I didn't know this:
It all begins with tears – or more precisely the tear film that coats our eyes. Mammalian eyes of the terrestrial variety, whether they're found on the faces of humans, dogs, hedgehogs, or elephants, are coated in a three-layered tear film that allows the eyes to function properly.
(Tears work somewhat differently in marine mammals like dolphins and sea lions.)
Closest to the eye is the glycocalyx layer – a layer made mostly of mucus. It coats the cornea and attracts water, which allows for the even distribution of the second layer: the water-based tear solution. It might be just four micrometres thick – about as thick as a single strand of spider silk – but this layer is very important. It keeps our eyes lubricated and washes away potential infections. Finally, there is an outer layer composed of an oily substance called meibum, which is composed of lipids like fatty acids and cholesterol.

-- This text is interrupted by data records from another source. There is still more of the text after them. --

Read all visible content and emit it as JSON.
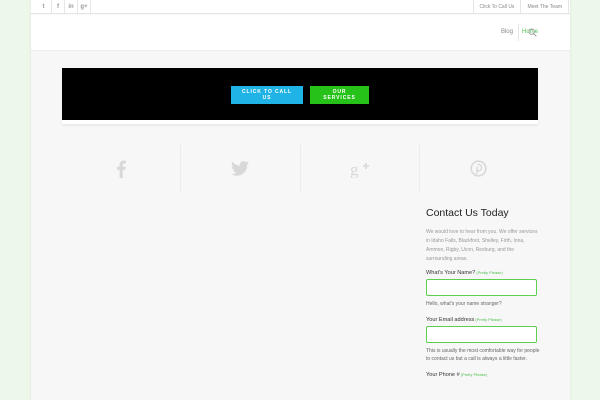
{
  "topbar": {
    "social_icons": [
      "twitter-icon",
      "facebook-icon",
      "linkedin-icon",
      "google-plus-icon"
    ],
    "social_glyphs": [
      "t",
      "f",
      "in",
      "g+"
    ],
    "links": [
      "Click To Call Us",
      "Meet The Team"
    ]
  },
  "nav": {
    "items": [
      "Blog",
      "Home"
    ],
    "active": "Home"
  },
  "hero": {
    "call_label": "CLICK TO CALL US",
    "services_label": "OUR SERVICES"
  },
  "social_share": [
    "facebook-icon",
    "twitter-icon",
    "google-plus-icon",
    "pinterest-icon"
  ],
  "contact": {
    "title": "Contact Us Today",
    "intro": "We would love to hear from you. We offer services in Idaho Falls, Blackfoot, Shelley, Firth, Iona, Ammon, Rigby, Ucon, Rexburg, and the surrounding areas.",
    "required_note": "(Pretty Please)",
    "fields": [
      {
        "label": "What's Your Name?",
        "value": "",
        "help": "Hello, what's your name stranger?"
      },
      {
        "label": "Your Email address",
        "value": "",
        "help": "This is usually the most comfortable way for people to contact us but a call is always a little faster."
      },
      {
        "label": "Your Phone #",
        "value": "",
        "help": ""
      }
    ]
  },
  "colors": {
    "accent_green": "#4fc14f",
    "call_blue": "#20b3e6",
    "services_green": "#26c219"
  }
}
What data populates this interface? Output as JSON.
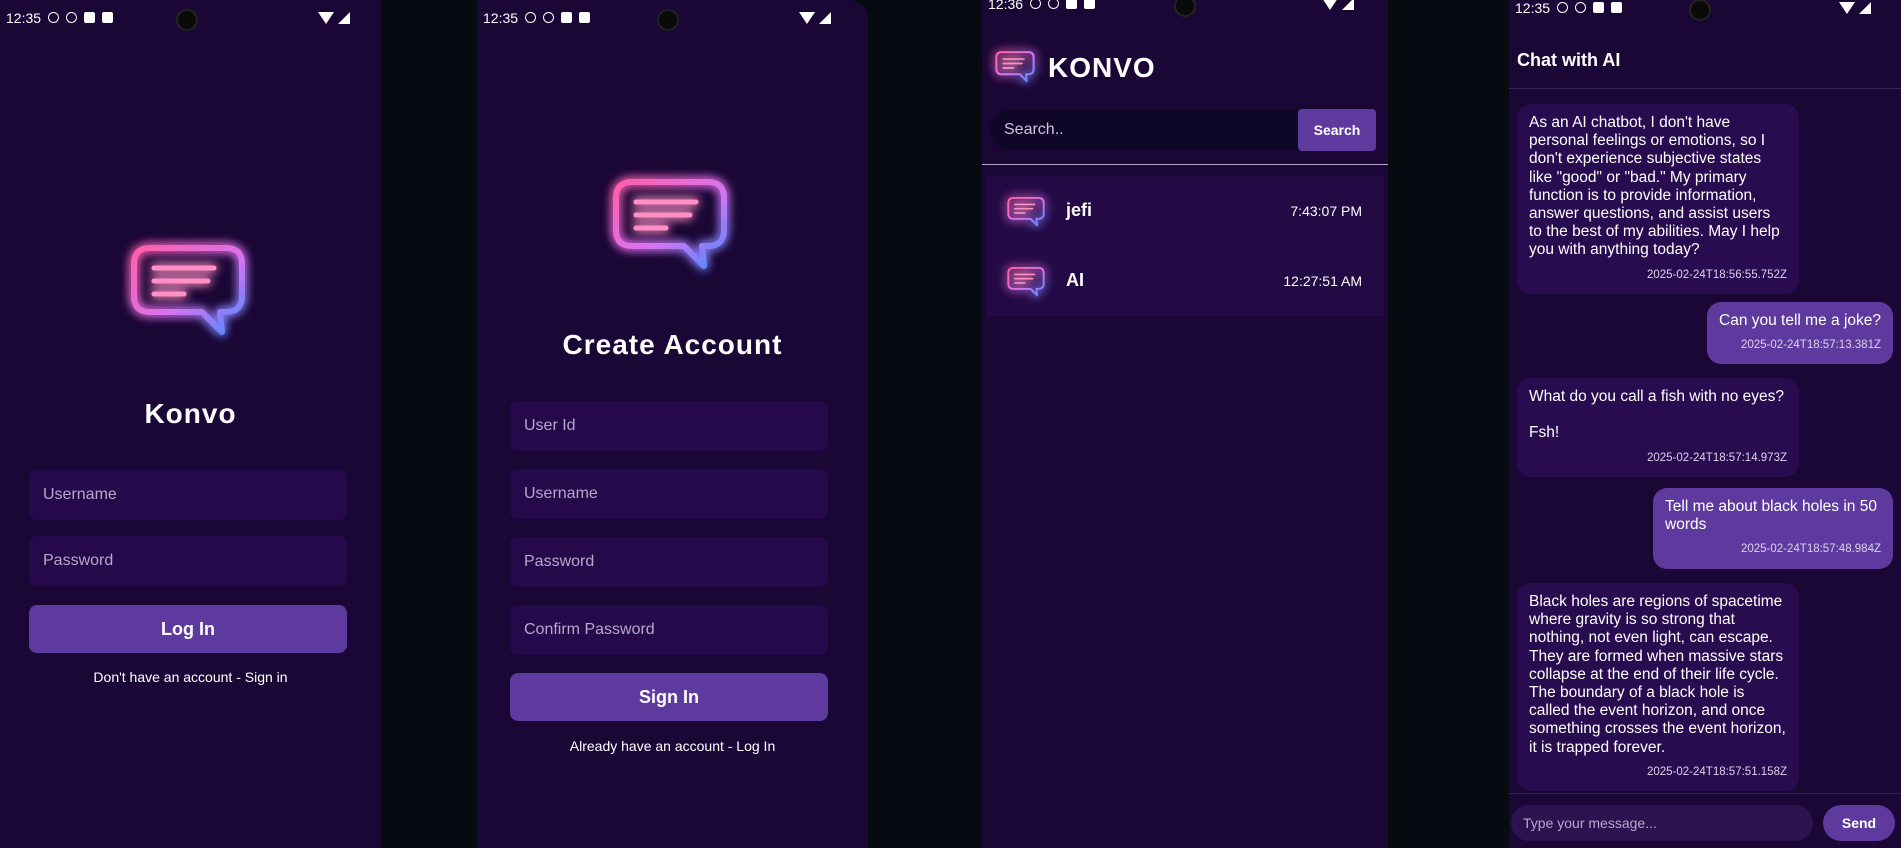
{
  "colors": {
    "background": "#1b0736",
    "accent": "#5e3a9e",
    "input": "#25094a",
    "outer": "#050b10"
  },
  "status_bar": {
    "time": "12:35",
    "time_partial": "12:36"
  },
  "login": {
    "app_name": "Konvo",
    "username_placeholder": "Username",
    "password_placeholder": "Password",
    "login_button": "Log In",
    "signup_link": "Don't have an account - Sign in"
  },
  "signup": {
    "title": "Create Account",
    "userid_placeholder": "User Id",
    "username_placeholder": "Username",
    "password_placeholder": "Password",
    "confirm_placeholder": "Confirm Password",
    "signin_button": "Sign In",
    "login_link": "Already have an account - Log In"
  },
  "contacts_screen": {
    "app_title": "KONVO",
    "search_placeholder": "Search..",
    "search_button": "Search",
    "contacts": [
      {
        "name": "jefi",
        "time": "7:43:07 PM",
        "icon": "chat-bubble-icon"
      },
      {
        "name": "AI",
        "time": "12:27:51 AM",
        "icon": "chat-bubble-icon"
      }
    ]
  },
  "chat": {
    "title": "Chat with AI",
    "messages": [
      {
        "sender": "ai",
        "text": "As an AI chatbot, I don't have personal feelings or emotions, so I don't experience subjective states like \"good\" or \"bad.\" My primary function is to provide information, answer questions, and assist users to the best of my abilities. May I help you with anything today?",
        "timestamp": "2025-02-24T18:56:55.752Z"
      },
      {
        "sender": "me",
        "text": "Can you tell me a joke?",
        "timestamp": "2025-02-24T18:57:13.381Z"
      },
      {
        "sender": "ai",
        "text": "What do you call a fish with no eyes?\n\nFsh!",
        "timestamp": "2025-02-24T18:57:14.973Z"
      },
      {
        "sender": "me",
        "text": "Tell me about black holes in 50 words",
        "timestamp": "2025-02-24T18:57:48.984Z"
      },
      {
        "sender": "ai",
        "text": "Black holes are regions of spacetime where gravity is so strong that nothing, not even light, can escape. They are formed when massive stars collapse at the end of their life cycle. The boundary of a black hole is called the event horizon, and once something crosses the event horizon, it is trapped forever.",
        "timestamp": "2025-02-24T18:57:51.158Z"
      }
    ],
    "input_placeholder": "Type your message...",
    "send_button": "Send"
  }
}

Meibum has evolved to be exquisitely tuned to the mammalian body. At normal human body temperature, it is a clear oily fluid. At just one degree cooler, though, it becomes a white, waxy solid – the familiar eye gunk.
Large flakes of this solid can form during sleep for a couple of reasons. First, the body cools down a bit at night in general, so some of the meibum becomes cool enough that it moves below the melting point and turns solid. Second, according to Australian ophthalmologist Robert G. Linton and colleagues, "sleep relaxes the [muscular] action on the [meibomian] gland
ducts…[which] is sufficient to cause far in excess of the normal to exude onto the lids and eyelash roots during sleep". In other words, our eyes are coated with more meibum than usual at night – and so when that meibum cools we can end up with appreciable amounts of eye gunk.